The University officially dedicated its ambitious University of Miami Life Science & Technology Park (UMLSTP) at a grand opening ceremony for R+D Building One, the first of five buildings planned for the eight-acre park destined to make South Florida a biotech hub.
Touting the project as “a conduit
for international partnerships,” Pascal J. Goldschmidt, M.D., senior vice president for medical affairs, dean of the Miller School, and CEO of UHealth, said, “This spectacular facility will enable us to move research forward into advanced treatments that will be brought to patients in South Florida, across the United States, and around the world more quickly than ever before.”

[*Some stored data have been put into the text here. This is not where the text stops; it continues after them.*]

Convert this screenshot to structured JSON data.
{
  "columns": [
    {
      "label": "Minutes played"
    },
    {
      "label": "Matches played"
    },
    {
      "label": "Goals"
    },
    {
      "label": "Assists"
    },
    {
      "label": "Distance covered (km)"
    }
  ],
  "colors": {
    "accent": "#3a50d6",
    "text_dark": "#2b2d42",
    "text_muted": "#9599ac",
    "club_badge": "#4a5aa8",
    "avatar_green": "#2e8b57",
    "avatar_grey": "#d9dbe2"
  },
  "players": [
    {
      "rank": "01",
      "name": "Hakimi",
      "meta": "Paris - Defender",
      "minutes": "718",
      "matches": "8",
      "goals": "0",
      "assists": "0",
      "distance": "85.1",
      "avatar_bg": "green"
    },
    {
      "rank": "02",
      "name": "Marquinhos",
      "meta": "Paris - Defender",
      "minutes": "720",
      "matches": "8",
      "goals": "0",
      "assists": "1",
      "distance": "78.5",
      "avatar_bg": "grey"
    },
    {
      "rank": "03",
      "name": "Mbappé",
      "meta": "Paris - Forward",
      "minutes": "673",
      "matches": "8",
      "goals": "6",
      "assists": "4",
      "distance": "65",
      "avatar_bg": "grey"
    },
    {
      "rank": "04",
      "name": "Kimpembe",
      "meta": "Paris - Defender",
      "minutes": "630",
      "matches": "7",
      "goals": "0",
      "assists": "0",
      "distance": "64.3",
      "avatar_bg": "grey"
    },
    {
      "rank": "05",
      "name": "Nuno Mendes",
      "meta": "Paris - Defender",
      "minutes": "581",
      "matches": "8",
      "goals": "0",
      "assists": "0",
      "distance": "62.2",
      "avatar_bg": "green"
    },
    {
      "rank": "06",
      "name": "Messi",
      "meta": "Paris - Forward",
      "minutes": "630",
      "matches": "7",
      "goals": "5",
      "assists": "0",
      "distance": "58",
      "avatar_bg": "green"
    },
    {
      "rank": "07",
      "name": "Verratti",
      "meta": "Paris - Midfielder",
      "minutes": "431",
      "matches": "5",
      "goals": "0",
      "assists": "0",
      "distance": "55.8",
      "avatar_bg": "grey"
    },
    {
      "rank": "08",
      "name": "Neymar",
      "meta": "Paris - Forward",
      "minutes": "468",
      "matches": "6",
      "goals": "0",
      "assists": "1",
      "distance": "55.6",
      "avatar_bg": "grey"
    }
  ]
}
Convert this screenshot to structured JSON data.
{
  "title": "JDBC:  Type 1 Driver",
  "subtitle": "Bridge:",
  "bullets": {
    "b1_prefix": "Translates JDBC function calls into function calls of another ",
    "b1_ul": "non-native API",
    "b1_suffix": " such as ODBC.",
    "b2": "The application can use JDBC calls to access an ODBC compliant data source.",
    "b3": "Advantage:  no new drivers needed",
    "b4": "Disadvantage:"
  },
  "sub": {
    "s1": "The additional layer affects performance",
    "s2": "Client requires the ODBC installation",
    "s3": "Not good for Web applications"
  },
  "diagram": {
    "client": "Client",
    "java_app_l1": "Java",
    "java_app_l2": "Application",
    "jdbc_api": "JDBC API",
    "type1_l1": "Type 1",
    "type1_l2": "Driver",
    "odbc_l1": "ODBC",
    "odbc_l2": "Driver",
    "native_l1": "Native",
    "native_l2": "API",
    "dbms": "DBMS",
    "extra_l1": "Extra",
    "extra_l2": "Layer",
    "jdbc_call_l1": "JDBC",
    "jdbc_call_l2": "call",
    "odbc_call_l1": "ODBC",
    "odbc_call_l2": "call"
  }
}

UM President Donna E. Shalala called the endeavor “a game-changer” for Miami, the state of Florida, and beyond. “This is more than a building,” she told the government officials, including Miami-Dade County Mayor Carlos Gimenez and City of Miami Mayor Tomas P. Regalado, prominent business executives, members of the community and biotech industry, and UM faculty and staff who gathered in the building’s spacious lobby for the celebration this past September.
“This is a place where education, research, and technology intersect with discovery and innovation,” Shalala continued. “This is the home of future cures and treatments for some of the most vexing and chronic problems we face today.”
Rising on land once dominated by automobile yards, the six-story, 252,000-
square-foot facility houses wet and dry labs, offices, and lab-ready development suites, providing scientists, medical start-ups, pharmaceutical companies, and other ventures the kind of research space that fosters collaboration and innovation.
“There’s no place that UM’s impact is felt more than in a research park,” said James R. Berens, chairman of Wexford Science + Technology, LLC, which is developing the park.
R+D One, which has a Gold LEED (Leadership in Energy and Environmental Design) designation and won the 2011 Urban Land Institute Project of the Year Vision Award, opened with a host of tenants, including Andago, a Spain-based information technology company; medical device firm Emunamedica; Community Blood Centers of South Florida; medical device company DayaMed; national intellectual property law firm Novak Druce + Quigg; the Enterprise Development Corporation of South Florida; clinical research firm AdvancedPharma; and the UM Tissue Bank, UM Brain Endowment Bank, and Life Alliance Organ Recovery Agency.
In the fall, the building’s third-floor Innovation Center, an accelerator space for start-ups, was almost full.
UM, Miami Dade College, and South Florida Workforce are rolling out a new $400,000 jobs program to train candidates for the health care and biotech fields, and place them in jobs in the UMLSTP or the surrounding Miami Health District after their training.
The master plan for the UMLSTP envisions the development of 1.6 million to 2 million square feet of lab and office space. Phase one alone is projected to create more than 1,150 direct and indirect jobs, with an additional 2,700-plus direct and indirect positions created by ongoing operations, according to a recent study by the Washington Economics Group.